How green is Vegas?; Harrah’s thinks globally, acts locally

A lot greener than you’d think, says Las Vegas Sustainability Officer (yes, we have one) Thomas Perrigo. Among those companies getting recognition of leading the way in “green” initiatives is Harrah’s Entertainment, which has reduced its energy consumption by vast amounts in the last seven years. That’s one way to shore up the bottom line.

Actually, Harrah’s is ubiquitous where forward-thinking initiatives are concerned. Consider the high-tech keys Cisco Systems is designing for Caesars Palace. “By touching the key to digital signs … [customers] see deals for fine dining, massages or shopping at Harrah’s 10 Las Vegas hotels,” writes Bloomberg. To its credit, Harrah’s realized that the immensity of its Strip portfolio — and the accompanying information overload for consumers — demanded a 21st century response. Introducing this at Caesars reinforces that property’s cachet, although one presumes Harrah’s is planning to weave a cat’s cradle of such digital message boards throughout most of its Vegas properties … though one never knows about Imperial Palace.

Of course, Harrah’s is still dining out on its eschewal of odious “resort fees” — and rightly so. It’s even launched a Web site touting that fact. The company is banking very cleverly on the ire generated by sandbagging one’s customers with an obligatory fee for optional services. (If I don’t want to use the hotel gym, why should I be charged for this “amenity”?) As a Harrah’s veep puts it, “We follow what our competitors are doing … and we have witnessed some unpleasant conversations in lobbies.” I’ll bet.

If anything, Harrah’s ought to be particularly sensitive on this issue, having botched its “Buffet of Buffets” promotion last spring. After making an offer so generous it wouldn’t have penciled out, Harrah’s clawed it back overnight. Bad move. Agita all around. Anyway, is it worth the “resort fee” kick in the pants to stay at a slightly nicer casino-hotel — given that Harrah’s hasn’t been keeping up appearances to the same extent as its Strip competitors? On principle, I’d say, “Yes.” “No,”

One shining good deed that went almost unnoticed was Harrah’s partnership with Clean the World. At least 10K “gently used” bars of soap have been sent from Paris-Las Vegas to the Florida-based nonprofit, which repurposes the soap for poverty-stricken corners of the world (i.e., most everywhere). Happily, this will also generate or at least sustain some local jobs. Clean the World is opening a recycling plant in Clark County and, with Bally’s Las Vegas, Caesars and IP on board now, Harrah’s thousands of little soap bars should keep recyclers busy for a good, long while. If this isn’t the feel-good story of the casino industry in 2010, show me a better one.

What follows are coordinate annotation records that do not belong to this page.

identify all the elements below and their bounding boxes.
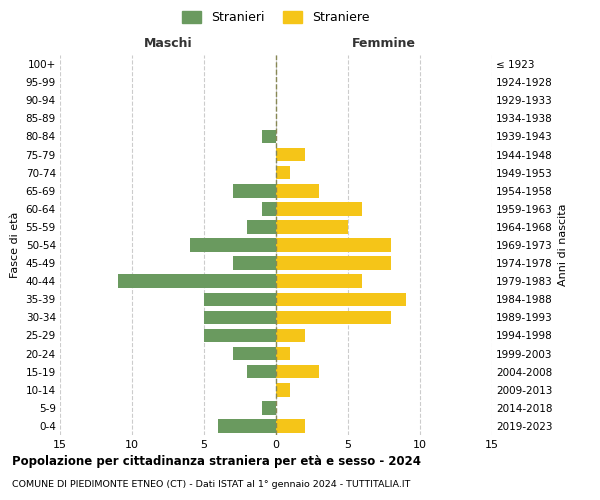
- Bar: [218, 419, 276, 432]
- Bar: [276, 274, 362, 288]
- Bar: [276, 238, 391, 252]
- Bar: [247, 220, 276, 234]
- Y-axis label: Anni di nascita: Anni di nascita: [559, 204, 568, 286]
- Bar: [276, 347, 290, 360]
- Bar: [276, 184, 319, 198]
- Bar: [262, 202, 276, 215]
- Text: COMUNE DI PIEDIMONTE ETNEO (CT) - Dati ISTAT al 1° gennaio 2024 - TUTTITALIA.IT: COMUNE DI PIEDIMONTE ETNEO (CT) - Dati I…: [12, 480, 410, 489]
- Bar: [247, 365, 276, 378]
- Bar: [118, 274, 276, 288]
- Text: Popolazione per cittadinanza straniera per età e sesso - 2024: Popolazione per cittadinanza straniera p…: [12, 455, 421, 468]
- Bar: [276, 292, 406, 306]
- Bar: [190, 238, 276, 252]
- Bar: [276, 256, 391, 270]
- Bar: [276, 148, 305, 162]
- Bar: [276, 202, 362, 215]
- Y-axis label: Fasce di età: Fasce di età: [10, 212, 20, 278]
- Bar: [276, 328, 305, 342]
- Bar: [204, 292, 276, 306]
- Bar: [204, 328, 276, 342]
- Legend: Stranieri, Straniere: Stranieri, Straniere: [178, 6, 374, 29]
- Bar: [233, 347, 276, 360]
- Text: Femmine: Femmine: [352, 36, 416, 50]
- Bar: [276, 220, 348, 234]
- Bar: [276, 383, 290, 396]
- Bar: [276, 419, 305, 432]
- Bar: [276, 166, 290, 179]
- Bar: [262, 130, 276, 143]
- Bar: [276, 310, 391, 324]
- Text: Maschi: Maschi: [143, 36, 193, 50]
- Bar: [233, 256, 276, 270]
- Bar: [233, 184, 276, 198]
- Bar: [276, 365, 319, 378]
- Bar: [204, 310, 276, 324]
- Bar: [262, 401, 276, 414]
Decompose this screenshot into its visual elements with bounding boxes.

Even as Harrah’s plans to quasi-IPO the 10% of the company owned by Paulson & Co., not everyone is feeling warm fuzzies about it. KDP Advisors‘ customarily outspoken Barbara Cappaert was characteristically blunt in her assessment. “This is not enough to have us upgrade our ranking on Harrah’s, particularly after the poor second quarter the company just reported. Instead, it’s just another headline that appears promising but in fact does nothing to de-lever an already over-leveraged gaming company.”

Indeed, considering the steep discount at which John Paulson got his tenth of Harrah’s, will his savings be passed on to the stock market in the form of a comparably low introductory share price? Nor do many seem to think that proceeds from the offering will go toward reducing the company’s notorious debt load.

One sign that Vegas casinos are adjusting to the new economy is an unlikely growth sector: family reunions. If you want to get everyone together in a place that’s readily accessible and relatively affordable, Las Vegas makes a good deal of sense … unless you’re my parents, whose aversion to Sin City keeps them away.